Ciel: Nie, to imię mojego psa.
Sebastian: Cofam moje wcześniejsze słowa. Przyszło mi służyć wstrętnemu, nieznośnemu szczeniakowi.
《6》
Ciel: Sebastianie, to mleko było smaczne.
Sebastian: Miło mi to słyszeć.
Ciel: Jeszcze jedno... Jeżeli jutrzejsze śniadanie będzie tak wstrętne, jak to, co podałeś mi wieczorem, nie daruję ci tego. Nie mam najmniejszego zamiaru żyć na ciepłym mleku jak jakiś szczeniaczek.
Sebastian: Oczywiście, dobranoc, paniczu. Cholerny gówniarz.
《7》
Sullivan: Nie spodziewałam się, że mój pierwszy raz przeżyję w trójkącie, ale jak widać, tak musi być. Proszę, w miarę możliwości, bądźcie delikatni.

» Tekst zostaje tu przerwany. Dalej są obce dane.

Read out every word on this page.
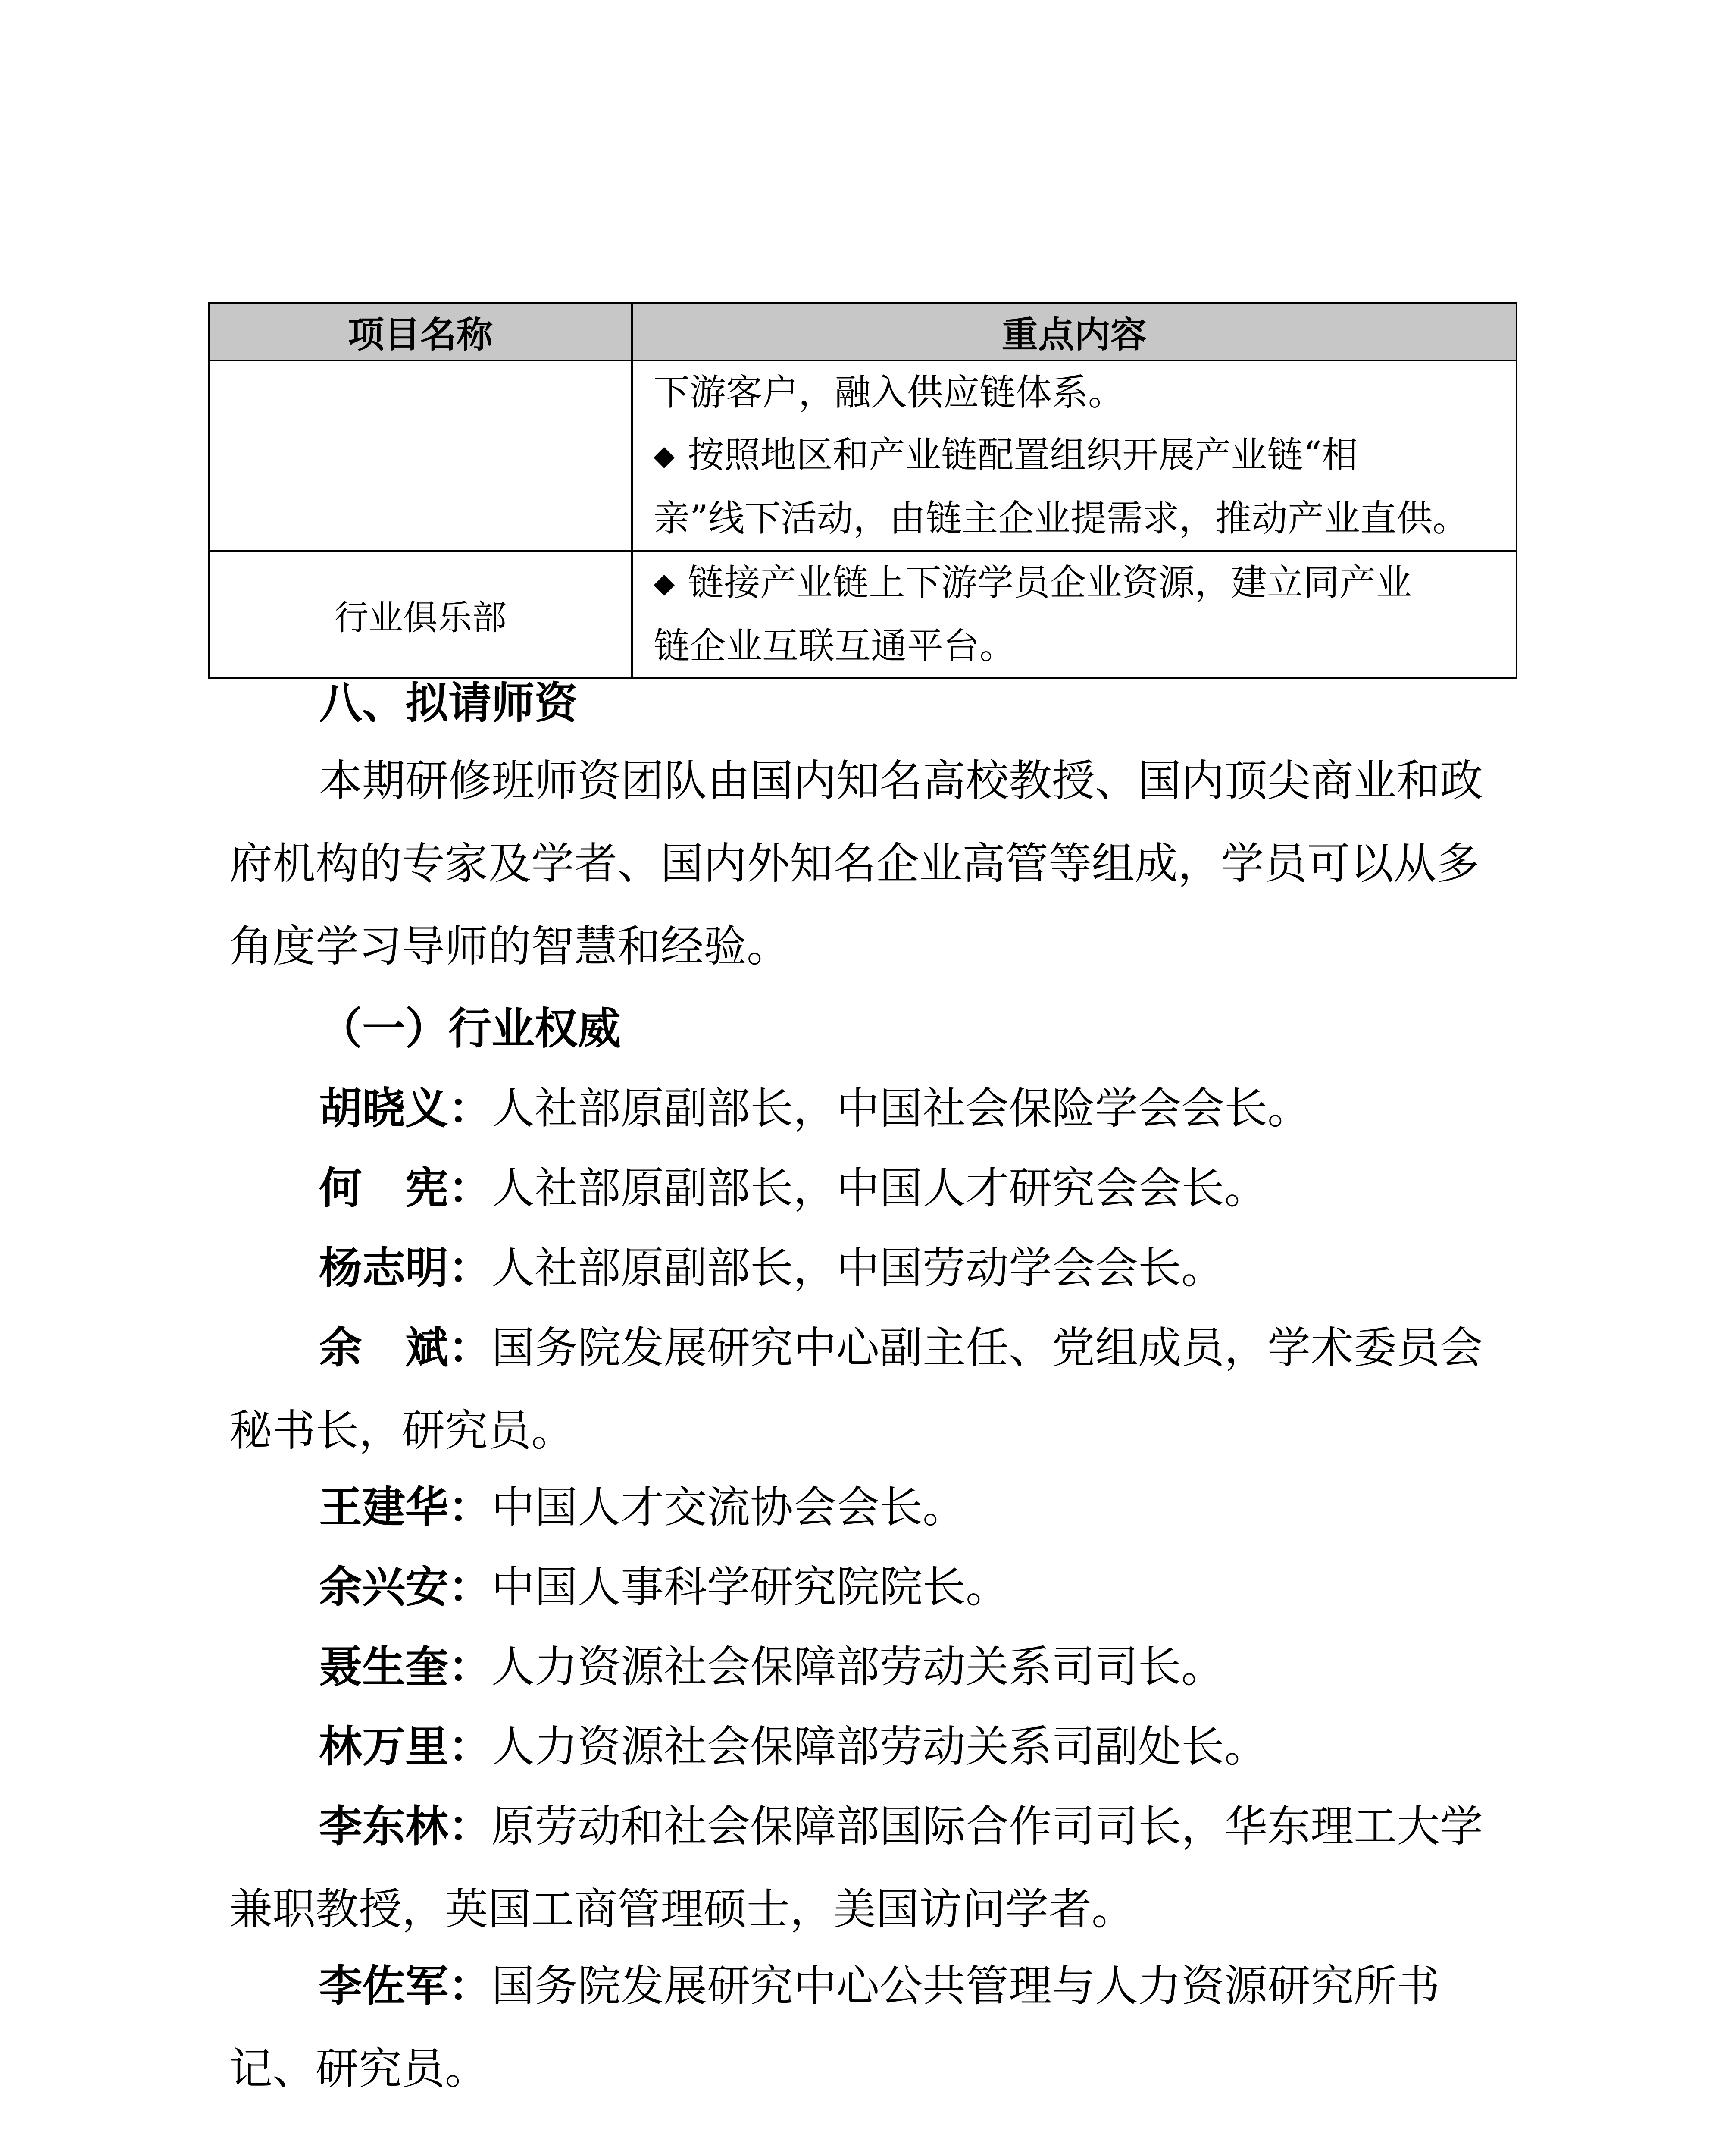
项目名称	重点内容

	下游客户，融入供应链体系。
◆ 按照地区和产业链配置组织开展产业链“相
亲”线下活动，由链主企业提需求，推动产业直供。

行业俱乐部	◆ 链接产业链上下游学员企业资源，建立同产业
链企业互联互通平台。
八、拟请师资
本期研修班师资团队由国内知名高校教授、国内顶尖商业和政府机构的专家及学者、国内外知名企业高管等组成，学员可以从多角度学习导师的智慧和经验。
（一）行业权威
胡晓义：人社部原副部长，中国社会保险学会会长。
何　宪：人社部原副部长，中国人才研究会会长。
杨志明：人社部原副部长，中国劳动学会会长。
余　斌：国务院发展研究中心副主任、党组成员，学术委员会秘书长，研究员。
王建华：中国人才交流协会会长。
余兴安：中国人事科学研究院院长。
聂生奎：人力资源社会保障部劳动关系司司长。
林万里：人力资源社会保障部劳动关系司副处长。
李东林：原劳动和社会保障部国际合作司司长，华东理工大学兼职教授，英国工商管理硕士，美国访问学者。
李佐军：国务院发展研究中心公共管理与人力资源研究所书记、研究员。
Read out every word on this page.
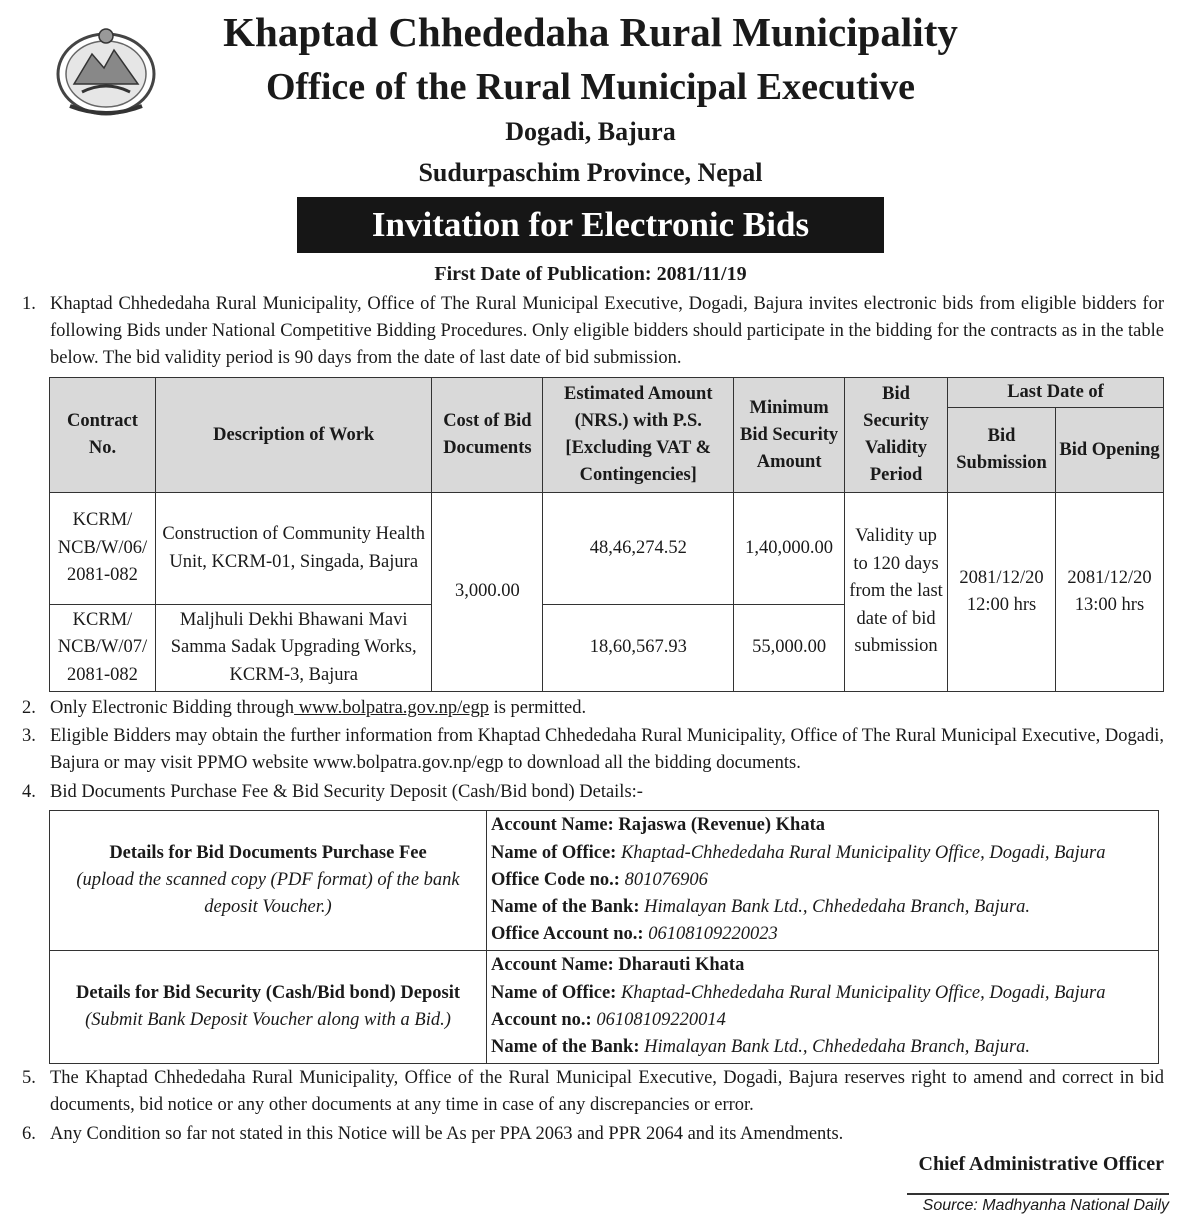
Khaptad Chhededaha Rural Municipality
Office of the Rural Municipal Executive
Dogadi, Bajura
Sudurpaschim Province, Nepal
Invitation for Electronic Bids
First Date of Publication: 2081/11/19
1. Khaptad Chhededaha Rural Municipality, Office of The Rural Municipal Executive, Dogadi, Bajura invites electronic bids from eligible bidders for following Bids under National Competitive Bidding Procedures. Only eligible bidders should participate in the bidding for the contracts as in the table below. The bid validity period is 90 days from the date of last date of bid submission.
Contract No.	Description of Work	Cost of Bid Documents	Estimated Amount (NRS.) with P.S.[Excluding VAT & Contingencies]	Minimum Bid Security Amount	Bid Security Validity Period	Last Date of	
						Bid Submission	Bid Opening
KCRM/ NCB/W/06/ 2081-082	Construction of Community Health Unit, KCRM-01, Singada, Bajura	3,000.00	48,46,274.52	1,40,000.00	Validity up to 120 days from the last date of bid submission	2081/12/20 12:00 hrs	2081/12/20 13:00 hrs
KCRM/ NCB/W/07/ 2081-082	Maljhuli Dekhi Bhawani Mavi Samma Sadak Upgrading Works, KCRM-3, Bajura		18,60,567.93	55,000.00			
2. Only Electronic Bidding through www.bolpatra.gov.np/egp is permitted.
3. Eligible Bidders may obtain the further information from Khaptad Chhededaha Rural Municipality, Office of The Rural Municipal Executive, Dogadi, Bajura or may visit PPMO website www.bolpatra.gov.np/egp to download all the bidding documents.
4. Bid Documents Purchase Fee & Bid Security Deposit (Cash/Bid bond) Details:-
Details for Bid Documents Purchase Fee
(upload the scanned copy (PDF format) of the bank deposit Voucher.)	Account Name: Rajaswa (Revenue) Khata
Name of Office: Khaptad-Chhededaha Rural Municipality Office, Dogadi, Bajura
Office Code no.: 801076906
Name of the Bank: Himalayan Bank Ltd., Chhededaha Branch, Bajura.
Office Account no.: 06108109220023

Details for Bid Security (Cash/Bid bond) Deposit
(Submit Bank Deposit Voucher along with a Bid.)	Account Name: Dharauti Khata
Name of Office: Khaptad-Chhededaha Rural Municipality Office, Dogadi, Bajura
Account no.: 06108109220014
Name of the Bank: Himalayan Bank Ltd., Chhededaha Branch, Bajura.
5. The Khaptad Chhededaha Rural Municipality, Office of the Rural Municipal Executive, Dogadi, Bajura reserves right to amend and correct in bid documents, bid notice or any other documents at any time in case of any discrepancies or error.
6. Any Condition so far not stated in this Notice will be As per PPA 2063 and PPR 2064 and its Amendments.
Chief Administrative Officer
Source: Madhyanha National Daily
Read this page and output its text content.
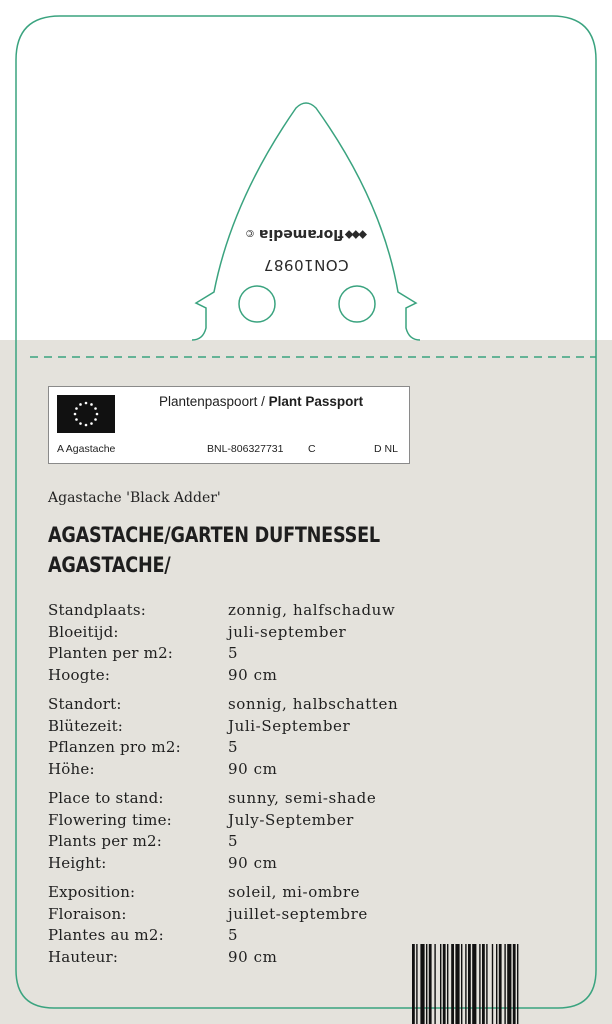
⯁⯁⯁floramedia©
CON10987
Plantenpaspoort / Plant Passport
A Agastache	BNL-806327731 C	D NL
Agastache 'Black Adder'
AGASTACHE/GARTEN DUFTNESSEL
AGASTACHE/
Standplaats:	zonnig, halfschaduw
Bloeitijd:	juli-september
Planten per m2:	5
Hoogte:	90 cm
Standort:	sonnig, halbschatten
Blütezeit:	Juli-September
Pflanzen pro m2:	5
Höhe:	90 cm
Place to stand:	sunny, semi-shade
Flowering time:	July-September
Plants per m2:	5
Height:	90 cm
Exposition:	soleil, mi-ombre
Floraison:	juillet-septembre
Plantes au m2:	5
Hauteur:	90 cm
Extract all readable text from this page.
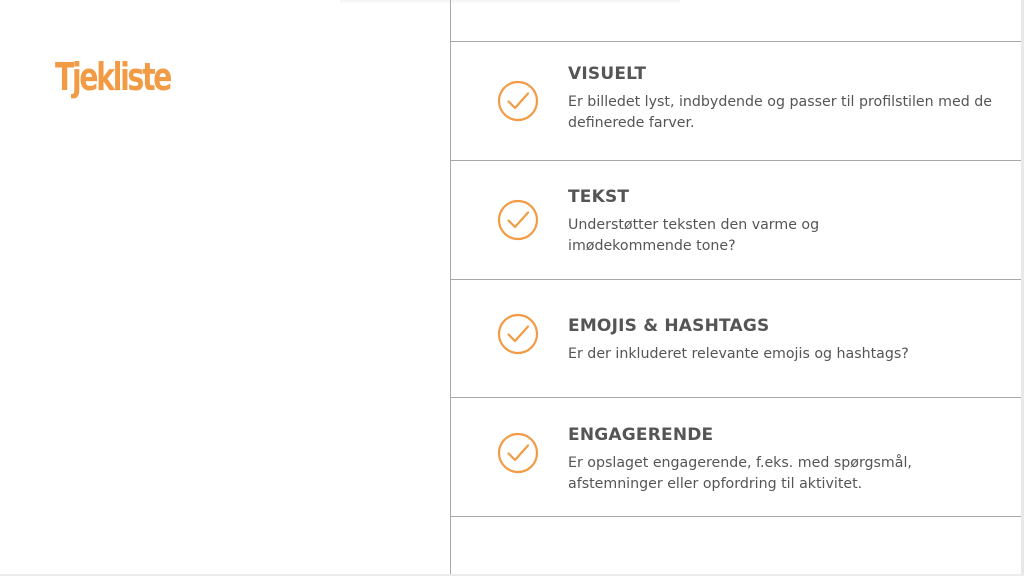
Tjekliste	VISUELT
Er billedet lyst, indbydende og passer til profilstilen med de definerede farver.
TEKST
Understøtter teksten den varme og imødekommende tone?
EMOJIS & HASHTAGS
Er der inkluderet relevante emojis og hashtags?
ENGAGERENDE
Er opslaget engagerende, f.eks. med spørgsmål, afstemninger eller opfordring til aktivitet.
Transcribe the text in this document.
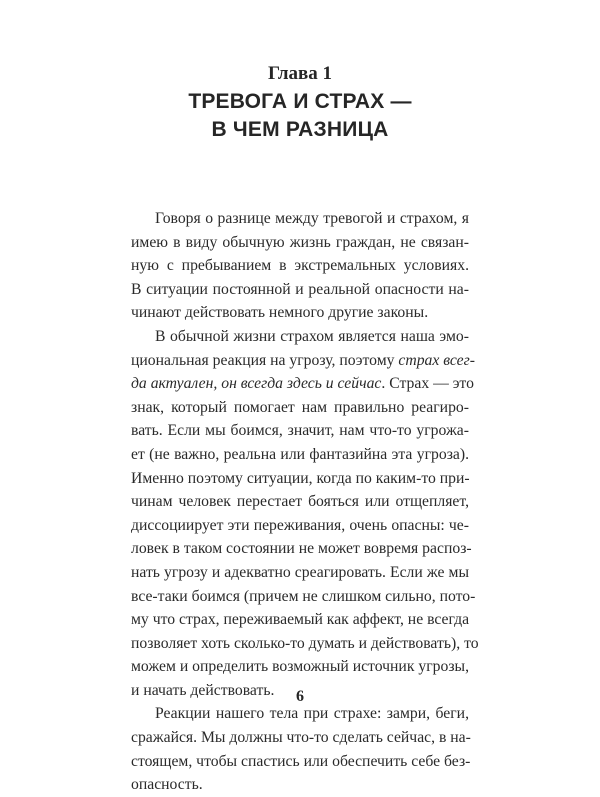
Глава 1
ТРЕВОГА И СТРАХ —
В ЧЕМ РАЗНИЦА
Говоря о разнице между тревогой и страхом, я
имею в виду обычную жизнь граждан, не связан-
ную с пребыванием в экстремальных условиях.
В ситуации постоянной и реальной опасности на-
чинают действовать немного другие законы.
В обычной жизни страхом является наша эмо-
циональная реакция на угрозу, поэтому страх всег-
да актуален, он всегда здесь и сейчас. Страх — это
знак, который помогает нам правильно реагиро-
вать. Если мы боимся, значит, нам что-то угрожа-
ет (не важно, реальна или фантазийна эта угроза).
Именно поэтому ситуации, когда по каким-то при-
чинам человек перестает бояться или отщепляет,
диссоциирует эти переживания, очень опасны: че-
ловек в таком состоянии не может вовремя распоз-
нать угрозу и адекватно среагировать. Если же мы
все-таки боимся (причем не слишком сильно, пото-
му что страх, переживаемый как аффект, не всегда
позволяет хоть сколько-то думать и действовать), то
можем и определить возможный источник угрозы,
и начать действовать.
Реакции нашего тела при страхе: замри, беги,
сражайся. Мы должны что-то сделать сейчас, в на-
стоящем, чтобы спастись или обеспечить себе без-
опасность.
6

Sebastian i Ciel: Coooooooo?
Sullivan: Czyżbyście nie wiedzieli, jak poruszać się w zawiłościach mojego stroju? Tak więc najpierw guzik...~rozpina~
Ciel: Nie, nie, nie! Czekaj, to ty wyprawiasz?!
Sullivan: Czyli chciałbyś zdobyć tę twierdzę własnymi rękoma? Prawdziwy mężczyzna, choć taki niepozorny...
Ciel: Co ty mówisz?! Co to za dziwne spojrzenie?!
Sebastian: Czyli panicz jest typem osoby, która wolałaby zdjąć suknię samodzielnie...
Ciel: Ty także?! Co ty bredzisz?!
Sullivan: Czyli chcesz to zrobić w ubraniu?
Sebastian: Paniczu, w tak młodym wieku masz już ukształtowane preferencje...
Ciel: Nie rozumiem ani słowa, ale chyba doszło do wielkiego nieporozumienia!
...
Sullivan: Opowiedziałbyś mi, czym są te „słodkie chwile w łóżku" o których wcześniej wspominałeś?
Sebastian: Faktycznie, powiedziałem wcześniej coś takiego. Co powinienem zrobić, paniczu?
Ciel: Nie mam pojęcia jak bawić się z dzieckiem. Daj jej jakieś zabawki czy coś.
Sebastian: Panicz chciałby wykorzystać zabawki.
Sullivan: Co?! Od razu hard play? Nie wiem, czy moje ciało jest na to gotowe!
Ciel: Co to za reakcja?! Na pewno znowu coś pokręciła!
《8》
Ciel: Ty... naprawdę chciałeś mnie pożreć?
Sebastian: Ależ skąd. Tylko tak w dziewięćdziesięciu procentach.
Ciel: Czyli praktycznie byłeś gotów to zrobić!
Sebastian: (...) zacząłeś bredzić, dlatego odruchowo...
Ciel: Jak można „odruchowo" próbować pożreć własnego pana!? Ty demonie.
Sebastian: To prawda, demon ze mnie, nie kamerdyner.